Using a modernised version of an old experimental geometry dating back to 1911, the researchers were able to measure the exact electronic properties of a “domain wall”. These are nanoscale, two-dimensional sheets which are embedded in some crystalline materials. Domain walls can be more electronically conducting than the surrounding crystal. They are useful as nanoscale electrical connections, but they can also be created, destroyed and moved around as required. Devices based on these domain walls would be completely reconfigurable — they could entirely change their function or heal themselves if they broke down and all of this could take place rapidly, paving the way for a different kind of electronic circuit.

Scientists have previously found it difficult to examine domain walls in detail. With widths down to only a few atoms, they are very small and not easy to access. Now, researchers have been able to shed light on the materials’ capabilities, which could help create future electrical circuits that can reconfigure and repair themselves. Conor McCluskey, one of the students who led the experiment in the School of Mathematics and Physics at Queen’s University, said the researchers were able to use an experiment that is more than a century old to solve a modern-day mystery within nanotechnology. “We have been able to show in detail exactly how the domain walls conduct electricity. We now know that the electrons that carry the electrical current within these domain walls move exceptionally fast at room temperature. They move at similar speeds to the electrons in graphene — which is a wonder material hailed for its conduction properties, and its discovery warranted a Nobel Prize in 2004,” McCluskey said.

McCluskey said that when an electron is carrying a current it scatters off the atoms in the material. This blocks the electron on its journey and creates electrical resistance. “We have found that charges in these domain walls can move for a very long time before they get scattered — on average they move quite fast. This property itself is quite useful for high-speed electronics, but combined with the fact that the domain walls themselves are entirely mobile and reconfigurable could be a game changer for nanotechnology,” McCluskey said.

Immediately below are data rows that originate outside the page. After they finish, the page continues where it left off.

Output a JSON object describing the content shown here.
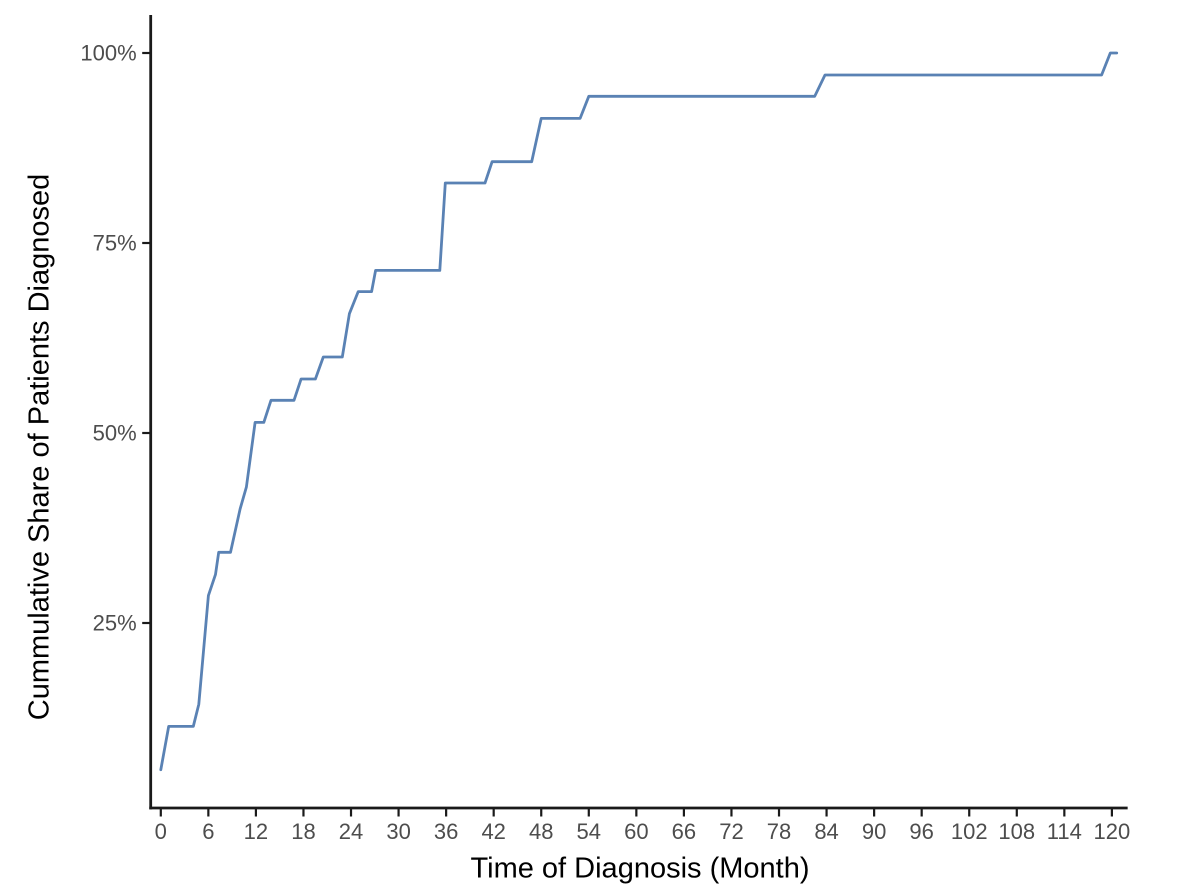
{
  "chart_data": {
    "type": "line",
    "subtype": "cumulative-step-curve",
    "title": "",
    "xlabel": "Time of Diagnosis (Month)",
    "ylabel": "Cummulative Share of Patients Diagnosed",
    "x_tick_values": [
      0,
      6,
      12,
      18,
      24,
      30,
      36,
      42,
      48,
      54,
      60,
      66,
      72,
      78,
      84,
      90,
      96,
      102,
      108,
      114,
      120
    ],
    "x_tick_labels": [
      "0",
      "6",
      "12",
      "18",
      "24",
      "30",
      "36",
      "42",
      "48",
      "54",
      "60",
      "66",
      "72",
      "78",
      "84",
      "90",
      "96",
      "102",
      "108",
      "114",
      "120"
    ],
    "y_tick_values": [
      25,
      50,
      75,
      100
    ],
    "y_tick_labels": [
      "25%",
      "50%",
      "75%",
      "100%"
    ],
    "xlim": [
      0,
      122
    ],
    "ylim": [
      0,
      104
    ],
    "grid": "off",
    "legend": "none",
    "line_color": "#5a82b4",
    "axis_color": "#1a1a1a",
    "tick_label_color": "#4d4d4d",
    "points_month_pct": [
      [
        0,
        5.7
      ],
      [
        1,
        11.4
      ],
      [
        4.1,
        11.4
      ],
      [
        4.8,
        14.3
      ],
      [
        6,
        28.6
      ],
      [
        6.9,
        31.4
      ],
      [
        7.3,
        34.3
      ],
      [
        8.8,
        34.3
      ],
      [
        10,
        40.0
      ],
      [
        10.8,
        42.9
      ],
      [
        11.9,
        51.4
      ],
      [
        13,
        51.4
      ],
      [
        13.9,
        54.3
      ],
      [
        16.8,
        54.3
      ],
      [
        17.7,
        57.1
      ],
      [
        19.5,
        57.1
      ],
      [
        20.5,
        60.0
      ],
      [
        22.9,
        60.0
      ],
      [
        23.8,
        65.7
      ],
      [
        24.9,
        68.6
      ],
      [
        26.6,
        68.6
      ],
      [
        27.1,
        71.4
      ],
      [
        35.2,
        71.4
      ],
      [
        35.9,
        82.9
      ],
      [
        40.9,
        82.9
      ],
      [
        41.8,
        85.7
      ],
      [
        46.8,
        85.7
      ],
      [
        48,
        91.4
      ],
      [
        52.9,
        91.4
      ],
      [
        54,
        94.3
      ],
      [
        82.5,
        94.3
      ],
      [
        83.8,
        97.1
      ],
      [
        118.7,
        97.1
      ],
      [
        119.8,
        100.0
      ],
      [
        120.6,
        100.0
      ]
    ]
  }
}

McCluskey added that nanotechnology is at a crossroads, as researchers have previously focused on making electronic components smaller and smaller, to fit more into devices and make them more powerful. However, researchers have now reached a point where they can’t go any smaller without affecting the reliability of the components. “The next generation of devices will need to rely on materials which do something different, and mobile domain walls might offer us just that. Our discovery sheds some light on exactly what is happening in these domain walls to make them behave the way they do, and this understanding is key to creating real domain wall devices that work reliably,” McCluskey said.

The research findings were published in Advanced Materials. The researchers from Queen’s University Belfast worked in collaboration with teams from France (Dr Manual Bibes), the US (Professor Alexei Gruverman) and the Republic of Ireland (Professor Ursel Bangert).